The role of extracellular adenosine in regulating mossy fiber synaptic plasticity

Hippocampal mossy fiber synapses show unique molecular features and dynamic range of plasticity. A recent paper proposed that the defining features of mossy fiber synaptic plasticity are caused by a local buildup of extracellular adenosine (Moore et al., 2003). In this study, we reassessed the role of ambient adenosine in regulating mossy fiber synaptic plasticity in mouse and rat hippocampal slices. Synaptic transmission was highly sensitive to activation of presynaptic adenosineA(1) receptors (A(1)Rs), which reduced transmitter release by > 75%. However, most of A(1)Rs were not activated by ambient adenosine.

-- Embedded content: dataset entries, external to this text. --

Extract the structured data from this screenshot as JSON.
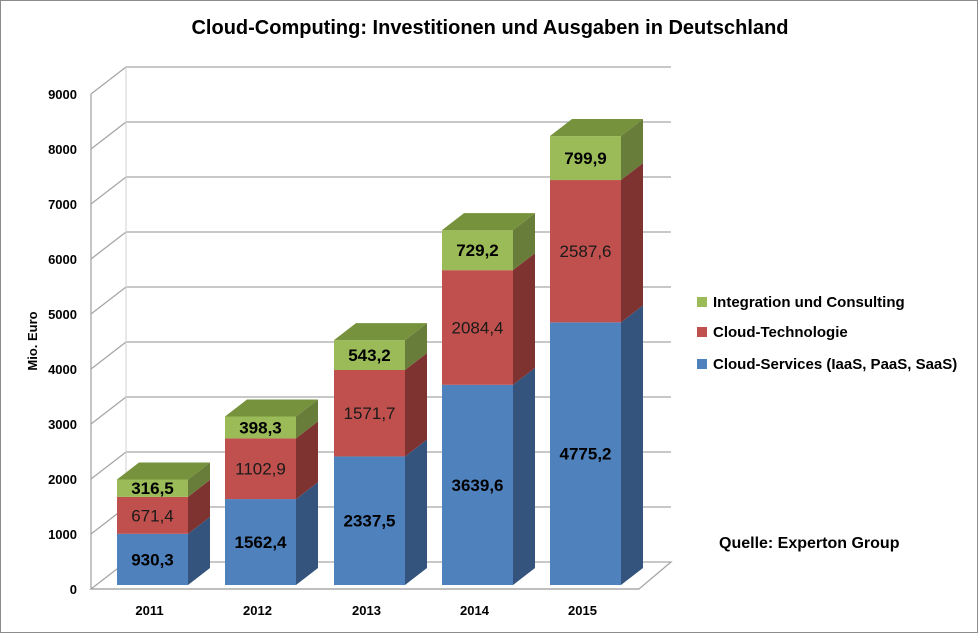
{
  "chart_data": {
    "type": "bar",
    "subtype": "stacked-3d",
    "title": "Cloud-Computing: Investitionen und Ausgaben in Deutschland",
    "xlabel": "",
    "ylabel": "Mio. Euro",
    "ylim": [
      0,
      9000
    ],
    "yticks": [
      0,
      1000,
      2000,
      3000,
      4000,
      5000,
      6000,
      7000,
      8000,
      9000
    ],
    "ytick_labels": [
      "0",
      "1000",
      "2000",
      "3000",
      "4000",
      "5000",
      "6000",
      "7000",
      "8000",
      "9000"
    ],
    "grid": true,
    "categories": [
      "2011",
      "2012",
      "2013",
      "2014",
      "2015"
    ],
    "series": [
      {
        "name": "Cloud-Services (IaaS, PaaS, SaaS)",
        "color": "#4f81bd",
        "side_color": "#34547d",
        "label_weight": "bold",
        "values": [
          930.3,
          1562.4,
          2337.5,
          3639.6,
          4775.2
        ],
        "labels": [
          "930,3",
          "1562,4",
          "2337,5",
          "3639,6",
          "4775,2"
        ]
      },
      {
        "name": "Cloud-Technologie",
        "color": "#c0504d",
        "side_color": "#7f3331",
        "label_weight": "normal",
        "values": [
          671.4,
          1102.9,
          1571.7,
          2084.4,
          2587.6
        ],
        "labels": [
          "671,4",
          "1102,9",
          "1571,7",
          "2084,4",
          "2587,6"
        ]
      },
      {
        "name": "Integration und Consulting",
        "color": "#9bbb59",
        "side_color": "#687d3a",
        "top_color": "#76923c",
        "label_weight": "bold",
        "values": [
          316.5,
          398.3,
          543.2,
          729.2,
          799.9
        ],
        "labels": [
          "316,5",
          "398,3",
          "543,2",
          "729,2",
          "799,9"
        ]
      }
    ],
    "legend": {
      "position": "right",
      "order": [
        "Integration und Consulting",
        "Cloud-Technologie",
        "Cloud-Services (IaaS, PaaS, SaaS)"
      ]
    },
    "annotations": [
      "Quelle: Experton Group"
    ]
  },
  "source_text": "Quelle: Experton Group"
}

Field potentials increased only by 20-30% when A(1)Rs were fully blocked with the A(1)R antagonist 8-cyclopentyl-1,3-dipropylxanthine (DPCPX) (1 mu M). Moreover, blocking A(1)Rs hardly altered paired-pulse facilitation, frequency facilitation, or posttetanic potentiation. Frequency facilitation was similar in A(1)R(-/-) mice and when measured with NMDA receptor-mediated EPSCs in CA3 pyramidal cells in the presence of DPCPX. Additional experiments suggested that the results obtained by Moore et al. (2003) can partially be explained by their usage of a submerged recording chamber and elevated divalent cation concentrations. In conclusion, a reduction of the basal release probability by ambient adenosine does not underlie presynaptic forms of plasticity at mossy fiber synapses.